La direttiva 2004/80/CE statuisce per tutti gli Stati UE il seguente obbligo: “Tutti gli Stati membri provvedono a che le loro normative nazionali prevedano l’esistenza di un sistema di indennizzo delle vittime di reati intenzionali violenti commessi nei rispettivi territori, che garantisca un indennizzo equo ed adeguato delle vittime” (art. 12, paragrafo 2). In pratica, anche lo Stato italiano dovrebbe garantire ai cittadini e agli stranieri, vittime di reati intenzionali e violenti (omicidi dolosi, lesioni dolose, violenze sessuali) commessi sul territorio italiano, un risarcimento (o, perlomeno, un indennizzo) equo e adeguato, ogniqualvolta l’autore del reato sia rimasto sconosciuto o si sia sottratto alla giustizia o, in ogni caso, non abbia risorse economiche per risarcire la o, nel caso di morte, ai famigliari.
La Corte d’Appello di Torino, Sezione III, con la sentenza 23 gennaio 2012, n. 106 aveva confermato la pronuncia del Tribunale, condannando la Presidenza del Consiglio. In particolare, la Corte aveva così concluso: “è certo che l’Italia non ha stabilito un sistema di indennizzo per le vittime di violenza sessuale e pertanto è inadempiente”.
La Corte aveva altresì ritenuto nel caso al suo esame comprovata l’impossibilità per la vittima di conseguire il risarcimento direttamente dai due violentatori: “I due imputati si sono resi latitanti nel giudizio di primo grado e tali sono rimasti nel giudizio di appello; non risulta che abbiano mai espresso qualche forma di pentimento e offerto un benché minimo risarcimento; non si vede che utilità pratica potrebbe avere una causa civile proposta … contro di essi”.

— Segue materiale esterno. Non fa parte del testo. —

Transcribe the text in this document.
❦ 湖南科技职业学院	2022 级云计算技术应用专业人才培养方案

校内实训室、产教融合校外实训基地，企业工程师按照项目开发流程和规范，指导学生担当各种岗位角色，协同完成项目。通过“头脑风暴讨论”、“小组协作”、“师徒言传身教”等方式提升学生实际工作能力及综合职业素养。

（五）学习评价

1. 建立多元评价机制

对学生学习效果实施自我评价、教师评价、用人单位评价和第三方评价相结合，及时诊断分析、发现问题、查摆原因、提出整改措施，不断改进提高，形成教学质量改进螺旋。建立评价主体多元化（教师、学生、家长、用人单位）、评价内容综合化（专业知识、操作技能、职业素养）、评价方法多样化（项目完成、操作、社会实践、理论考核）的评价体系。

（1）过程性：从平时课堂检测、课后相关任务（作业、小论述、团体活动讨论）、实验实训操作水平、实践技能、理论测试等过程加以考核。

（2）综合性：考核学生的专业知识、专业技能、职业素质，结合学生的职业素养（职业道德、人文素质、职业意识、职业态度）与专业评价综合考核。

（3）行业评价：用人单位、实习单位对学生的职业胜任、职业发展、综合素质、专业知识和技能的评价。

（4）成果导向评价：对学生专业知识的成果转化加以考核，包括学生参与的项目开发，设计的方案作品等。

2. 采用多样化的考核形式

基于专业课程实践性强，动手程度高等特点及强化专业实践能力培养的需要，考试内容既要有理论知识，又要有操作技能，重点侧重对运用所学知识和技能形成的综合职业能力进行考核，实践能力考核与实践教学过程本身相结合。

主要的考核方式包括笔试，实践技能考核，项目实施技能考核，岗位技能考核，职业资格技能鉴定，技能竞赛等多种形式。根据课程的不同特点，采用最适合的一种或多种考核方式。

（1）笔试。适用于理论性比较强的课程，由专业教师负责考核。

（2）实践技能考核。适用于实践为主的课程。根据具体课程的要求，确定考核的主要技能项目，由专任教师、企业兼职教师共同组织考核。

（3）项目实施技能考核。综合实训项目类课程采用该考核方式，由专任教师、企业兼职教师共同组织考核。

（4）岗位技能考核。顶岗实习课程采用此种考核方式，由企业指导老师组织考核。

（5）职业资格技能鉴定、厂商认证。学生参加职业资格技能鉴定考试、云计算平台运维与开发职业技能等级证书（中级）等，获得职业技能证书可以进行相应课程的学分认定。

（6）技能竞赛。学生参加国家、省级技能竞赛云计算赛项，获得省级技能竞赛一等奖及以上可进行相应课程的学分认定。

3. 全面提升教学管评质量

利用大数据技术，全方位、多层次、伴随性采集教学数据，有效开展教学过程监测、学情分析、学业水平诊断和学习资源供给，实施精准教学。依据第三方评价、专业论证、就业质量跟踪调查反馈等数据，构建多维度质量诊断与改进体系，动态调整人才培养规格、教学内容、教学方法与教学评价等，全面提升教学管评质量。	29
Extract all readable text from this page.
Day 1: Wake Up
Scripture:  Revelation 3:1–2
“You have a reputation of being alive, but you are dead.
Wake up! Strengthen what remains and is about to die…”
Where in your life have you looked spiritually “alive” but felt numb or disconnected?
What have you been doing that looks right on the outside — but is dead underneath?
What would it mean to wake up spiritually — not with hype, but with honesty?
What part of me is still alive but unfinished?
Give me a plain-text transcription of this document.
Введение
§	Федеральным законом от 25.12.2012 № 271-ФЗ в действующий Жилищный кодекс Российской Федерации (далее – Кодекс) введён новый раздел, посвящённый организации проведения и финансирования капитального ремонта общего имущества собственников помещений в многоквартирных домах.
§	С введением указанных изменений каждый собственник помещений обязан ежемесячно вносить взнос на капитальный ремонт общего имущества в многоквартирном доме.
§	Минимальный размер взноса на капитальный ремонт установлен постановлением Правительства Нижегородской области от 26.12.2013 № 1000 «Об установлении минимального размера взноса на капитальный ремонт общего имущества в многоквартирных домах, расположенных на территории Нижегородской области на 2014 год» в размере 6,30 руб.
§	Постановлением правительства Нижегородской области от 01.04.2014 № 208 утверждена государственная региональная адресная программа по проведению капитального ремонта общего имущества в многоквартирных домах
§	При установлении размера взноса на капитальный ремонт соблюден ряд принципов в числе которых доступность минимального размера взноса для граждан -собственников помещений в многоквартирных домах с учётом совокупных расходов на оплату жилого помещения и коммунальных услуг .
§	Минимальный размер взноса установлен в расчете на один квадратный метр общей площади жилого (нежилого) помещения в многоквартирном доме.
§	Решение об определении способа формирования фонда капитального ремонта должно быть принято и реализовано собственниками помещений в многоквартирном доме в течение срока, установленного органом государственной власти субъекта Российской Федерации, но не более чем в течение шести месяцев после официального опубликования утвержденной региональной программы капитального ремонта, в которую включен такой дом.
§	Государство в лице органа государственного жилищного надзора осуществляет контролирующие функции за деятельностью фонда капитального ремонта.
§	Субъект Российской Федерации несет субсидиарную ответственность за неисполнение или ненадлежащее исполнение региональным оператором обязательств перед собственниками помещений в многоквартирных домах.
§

Nel mese di maggio 2012 la Presidenza del Consiglio dei Ministri ha proposto ricorso di Cassazione avverso la sentenza d’appello. La vittima, assistita dall’Avv. Umberto Oliva e dall’Avv. Francesco Bracciani insieme all’Avv. Marco Bona, ha promosso controricorso, notificandolo il 26 giugno 2012. I legali Bona e Oliva commentano così quest’ultima iniziativa: «Siamo pervenuti all’ultima fase di un processo importante per la ragazza che tuteliamo e per tante altre vittime di reati gravissimi che diversamente da quanto avviene negli altri Stati dell’Unione Europea sono impossibilitate ad accadere alla tutela statale imposta all’Italia dalla direttiva 2004/80/CE. L’inadempimento dello Stato italiano, già accertato dal Tribunale e dalla Corte d’Appello di Torino, risulta evidente e pure grave. Confidiamo che anche la Cassazione si pronunci nello stesso senso. Una sentenza favorevole della Suprema corte sarebbe fondamentale per incentivare lo Stato a dare piena attuazione alla direttiva».